O Procuradoria-Geral da República defendeu, recentemente, a criação de um centro especializado de desradicalização e reabilitação de terroristas e extremistas violentos, como forma de reforçar o combate ao terrorismo e promover a reintegração social d dee indivíduos envolvidos em actos extremistas.

A proposta foi apresentada pelo procurador-geral da República, Américo Letela, durante a apresentação do Informe Anual de 2025 na Assembleia da República, no capítulo dedicado à prevenção e combate à criminalidade organizada e transnacional.

Segundo Américo Letela, o país precisa de um modelo especializado e multidisciplinar voltado para a recuperação psicológica e social de indivíduos ligados ao terrorismo.

“Mostra-se pertinente uma reflexão sobre a criação de um centro para a dessradicalização e reabilitação de terroristas e extremistas violentos, vocacionado para promover a reabilitação psicológica dos indivíduos envolvidos em práticas terroristas e de extremismo violento; a desconstrução de ideologias extremistas e a reintegração social”, afirmou.

O procurador-geral explicou que, embora a legislação atribua ao Serviço Nacional Penitenciário a responsabilidade de assegurar a reabilitação e reinserção social dos condenados, o país ainda não dispõe de mecanismos específicos orientados para a dessradicalização em casos de terrorismo.

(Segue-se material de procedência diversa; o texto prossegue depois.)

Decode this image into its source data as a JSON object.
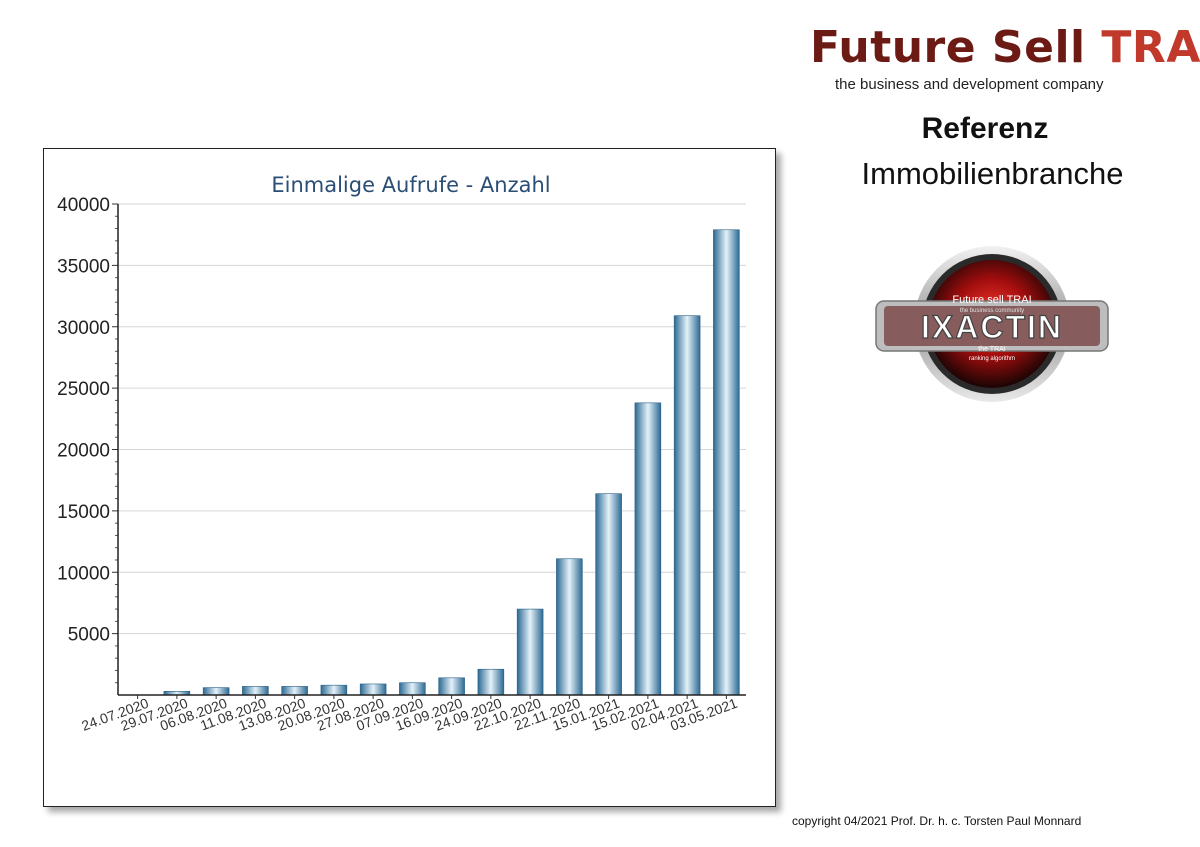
{
  "brand": {
    "name_main": "Future Sell ",
    "name_accent": "TRAI",
    "tagline": "the business and development company"
  },
  "reference": {
    "title": "Referenz",
    "subtitle": "Immobilienbranche"
  },
  "logo": {
    "brand": "Future sell TRAI",
    "community": "the business community",
    "word": "IXACTIN",
    "line1": "the TRAI",
    "line2": "ranking algorithm"
  },
  "copyright": "copyright 04/2021 Prof. Dr. h. c. Torsten Paul Monnard",
  "colors": {
    "bar_dark": "#2c6a93",
    "bar_light": "#e4f1f9",
    "title": "#2a4e75",
    "brand_dark": "#6b1a14",
    "brand_accent": "#c0392b"
  },
  "chart_data": {
    "type": "bar",
    "title": "Einmalige Aufrufe - Anzahl",
    "xlabel": "",
    "ylabel": "",
    "ylim": [
      0,
      40000
    ],
    "yticks": [
      5000,
      10000,
      15000,
      20000,
      25000,
      30000,
      35000,
      40000
    ],
    "grid": true,
    "categories": [
      "24.07.2020",
      "29.07.2020",
      "06.08.2020",
      "11.08.2020",
      "13.08.2020",
      "20.08.2020",
      "27.08.2020",
      "07.09.2020",
      "16.09.2020",
      "24.09.2020",
      "22.10.2020",
      "22.11.2020",
      "15.01.2021",
      "15.02.2021",
      "02.04.2021",
      "03.05.2021"
    ],
    "values": [
      0,
      300,
      600,
      700,
      700,
      800,
      900,
      1000,
      1400,
      2100,
      7000,
      11100,
      16400,
      23800,
      30900,
      37900
    ]
  }
}
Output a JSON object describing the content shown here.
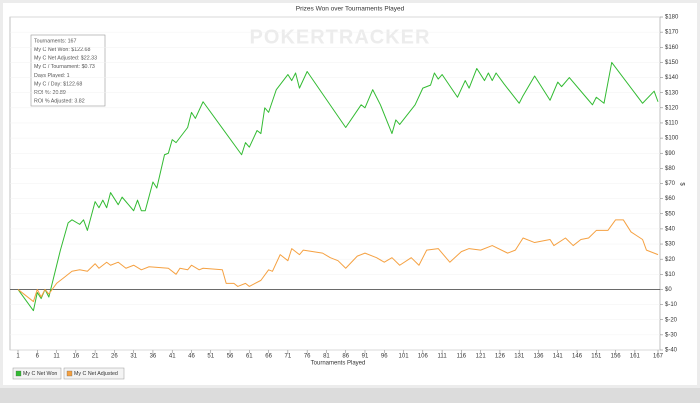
{
  "chart_data": {
    "type": "line",
    "title": "Prizes Won over Tournaments Played",
    "xlabel": "Tournaments Played",
    "ylabel": "$",
    "watermark": "POKERTRACKER",
    "grid": true,
    "legend": "bottom-left",
    "stats_box": [
      "Tournaments: 167",
      "My C Net Won: $122.68",
      "My C Net Adjusted: $22.33",
      "My C / Tournament: $0.73",
      "Days Played: 1",
      "My C / Day: $122.68",
      "ROI %: 20.89",
      "ROI % Adjusted: 3.82"
    ],
    "xlim": [
      1,
      167
    ],
    "xticks": [
      1,
      6,
      11,
      16,
      21,
      26,
      31,
      36,
      41,
      46,
      51,
      56,
      61,
      66,
      71,
      76,
      81,
      86,
      91,
      96,
      101,
      106,
      111,
      116,
      121,
      126,
      131,
      136,
      141,
      146,
      151,
      156,
      161,
      167
    ],
    "ylim": [
      -40,
      180
    ],
    "yticks": [
      {
        "value": -40,
        "label": "$-40"
      },
      {
        "value": -30,
        "label": "$-30"
      },
      {
        "value": -20,
        "label": "$-20"
      },
      {
        "value": -10,
        "label": "$-10"
      },
      {
        "value": 0,
        "label": "$0"
      },
      {
        "value": 10,
        "label": "$10"
      },
      {
        "value": 20,
        "label": "$20"
      },
      {
        "value": 30,
        "label": "$30"
      },
      {
        "value": 40,
        "label": "$40"
      },
      {
        "value": 50,
        "label": "$50"
      },
      {
        "value": 60,
        "label": "$60"
      },
      {
        "value": 70,
        "label": "$70"
      },
      {
        "value": 80,
        "label": "$80"
      },
      {
        "value": 90,
        "label": "$90"
      },
      {
        "value": 100,
        "label": "$100"
      },
      {
        "value": 110,
        "label": "$110"
      },
      {
        "value": 120,
        "label": "$120"
      },
      {
        "value": 130,
        "label": "$130"
      },
      {
        "value": 140,
        "label": "$140"
      },
      {
        "value": 150,
        "label": "$150"
      },
      {
        "value": 160,
        "label": "$160"
      },
      {
        "value": 170,
        "label": "$170"
      },
      {
        "value": 180,
        "label": "$180"
      }
    ],
    "series": [
      {
        "name": "My C Net Won",
        "color": "#33bb33",
        "x": [
          1,
          5,
          6,
          7,
          8,
          9,
          12,
          14,
          15,
          17,
          18,
          19,
          21,
          22,
          23,
          24,
          25,
          27,
          28,
          31,
          32,
          33,
          34,
          36,
          37,
          39,
          40,
          41,
          42,
          45,
          46,
          47,
          49,
          59,
          60,
          61,
          63,
          64,
          65,
          66,
          68,
          71,
          72,
          73,
          74,
          76,
          86,
          90,
          91,
          93,
          95,
          98,
          99,
          100,
          104,
          106,
          108,
          109,
          110,
          111,
          115,
          117,
          118,
          120,
          122,
          123,
          124,
          125,
          127,
          131,
          132,
          135,
          139,
          141,
          142,
          144,
          149,
          150,
          151,
          153,
          155,
          163,
          166,
          167
        ],
        "values": [
          0,
          -14,
          -2,
          -6,
          0,
          -5,
          26,
          44,
          46,
          43,
          46,
          39,
          58,
          54,
          59,
          54,
          64,
          56,
          61,
          52,
          59,
          52,
          52,
          71,
          67,
          89,
          90,
          99,
          97,
          107,
          117,
          113,
          124,
          89,
          97,
          94,
          105,
          103,
          120,
          117,
          132,
          142,
          138,
          143,
          133,
          144,
          107,
          122,
          120,
          132,
          122,
          103,
          112,
          109,
          122,
          133,
          135,
          143,
          139,
          142,
          127,
          138,
          133,
          146,
          138,
          143,
          138,
          143,
          136,
          123,
          128,
          141,
          125,
          137,
          134,
          140,
          125,
          122,
          127,
          123,
          150,
          123,
          131,
          124
        ]
      },
      {
        "name": "My C Net Adjusted",
        "color": "#f5a142",
        "x": [
          1,
          5,
          6,
          7,
          8,
          9,
          11,
          13,
          15,
          17,
          19,
          21,
          22,
          24,
          25,
          27,
          29,
          31,
          33,
          35,
          40,
          42,
          43,
          45,
          46,
          48,
          49,
          54,
          55,
          57,
          58,
          60,
          61,
          64,
          66,
          67,
          69,
          71,
          72,
          74,
          75,
          80,
          82,
          84,
          86,
          89,
          91,
          94,
          96,
          98,
          100,
          103,
          105,
          107,
          110,
          113,
          116,
          118,
          121,
          124,
          128,
          130,
          132,
          135,
          139,
          140,
          143,
          145,
          147,
          149,
          151,
          154,
          156,
          158,
          160,
          163,
          164,
          167
        ],
        "values": [
          0,
          -8,
          0,
          -5,
          0,
          -3,
          4,
          8,
          12,
          13,
          12,
          17,
          14,
          18,
          16,
          18,
          14,
          16,
          13,
          15,
          14,
          10,
          14,
          13,
          16,
          13,
          14,
          13,
          4,
          4,
          2,
          4,
          2,
          6,
          13,
          12,
          23,
          19,
          27,
          23,
          26,
          24,
          21,
          19,
          14,
          22,
          24,
          21,
          18,
          21,
          16,
          21,
          16,
          26,
          27,
          18,
          25,
          27,
          26,
          29,
          24,
          26,
          34,
          31,
          33,
          29,
          34,
          29,
          33,
          34,
          39,
          39,
          46,
          46,
          38,
          33,
          26,
          23
        ]
      }
    ]
  }
}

Para Américo Letela, as medidas devem abranger não apenas indivíduos condenados por actos terroristas, mas também pessoas que, apesar de não terem sido julgadas, conviveram com grupos extremistas e estiveram expostas a processos de radicalização.

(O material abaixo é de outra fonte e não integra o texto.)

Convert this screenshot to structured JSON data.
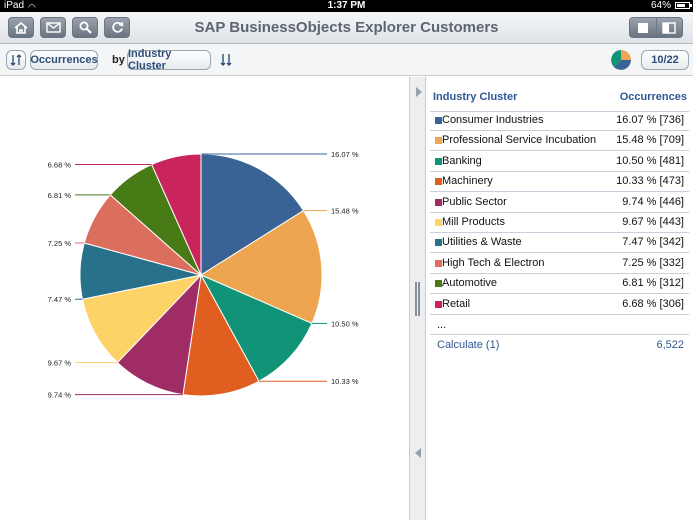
{
  "status": {
    "carrier": "iPad",
    "time": "1:37 PM",
    "battery": "64%"
  },
  "header": {
    "title": "SAP BusinessObjects Explorer Customers"
  },
  "toolbar": {
    "measure": "Occurrences",
    "by": "by",
    "dimension": "Industry Cluster",
    "page": "10/22"
  },
  "table": {
    "col_dimension": "Industry Cluster",
    "col_measure": "Occurrences",
    "rows": [
      {
        "label": "Consumer Industries",
        "value": "16.07 % [736]",
        "color": "#3a6395"
      },
      {
        "label": "Professional Service Incubation",
        "value": "15.48 % [709]",
        "color": "#eea550"
      },
      {
        "label": "Banking",
        "value": "10.50 % [481]",
        "color": "#109377"
      },
      {
        "label": "Machinery",
        "value": "10.33 % [473]",
        "color": "#e05e20"
      },
      {
        "label": "Public Sector",
        "value": "9.74 % [446]",
        "color": "#a02c66"
      },
      {
        "label": "Mill Products",
        "value": "9.67 % [443]",
        "color": "#fdd368"
      },
      {
        "label": "Utilities & Waste",
        "value": "7.47 % [342]",
        "color": "#28718b"
      },
      {
        "label": "High Tech & Electron",
        "value": "7.25 % [332]",
        "color": "#dc6e5e"
      },
      {
        "label": "Automotive",
        "value": "6.81 % [312]",
        "color": "#487a15"
      },
      {
        "label": "Retail",
        "value": "6.68 % [306]",
        "color": "#c9245c"
      }
    ],
    "more": "...",
    "calc_label": "Calculate (1)",
    "calc_value": "6,522"
  },
  "chart_data": {
    "type": "pie",
    "slices": [
      {
        "label": "16.07 %",
        "value": 16.07,
        "color": "#3a6395"
      },
      {
        "label": "15.48 %",
        "value": 15.48,
        "color": "#eea550"
      },
      {
        "label": "10.50 %",
        "value": 10.5,
        "color": "#109377"
      },
      {
        "label": "10.33 %",
        "value": 10.33,
        "color": "#e05e20"
      },
      {
        "label": "9.74 %",
        "value": 9.74,
        "color": "#a02c66"
      },
      {
        "label": "9.67 %",
        "value": 9.67,
        "color": "#fdd368"
      },
      {
        "label": "7.47 %",
        "value": 7.47,
        "color": "#28718b"
      },
      {
        "label": "7.25 %",
        "value": 7.25,
        "color": "#dc6e5e"
      },
      {
        "label": "6.81 %",
        "value": 6.81,
        "color": "#487a15"
      },
      {
        "label": "6.68 %",
        "value": 6.68,
        "color": "#c9245c"
      }
    ]
  }
}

No plano legislativo, a Procuradoria-Geral da República considera igualmente necessária a introdução de mecanismos específicos de reabilitação e reinserção social como complemento às decisões judiciais, assim como o reforço da protecção de denunciantes, vítimas e testemunhas.

A proposta surge numa altura em que Moçambique continua a enfrentar desafios de segurança ligados ao terrorismo em Cabo Delgado, onde ataques armados têm provocado milhares de deslocados e uma crise humanitária prolongada desde 2017.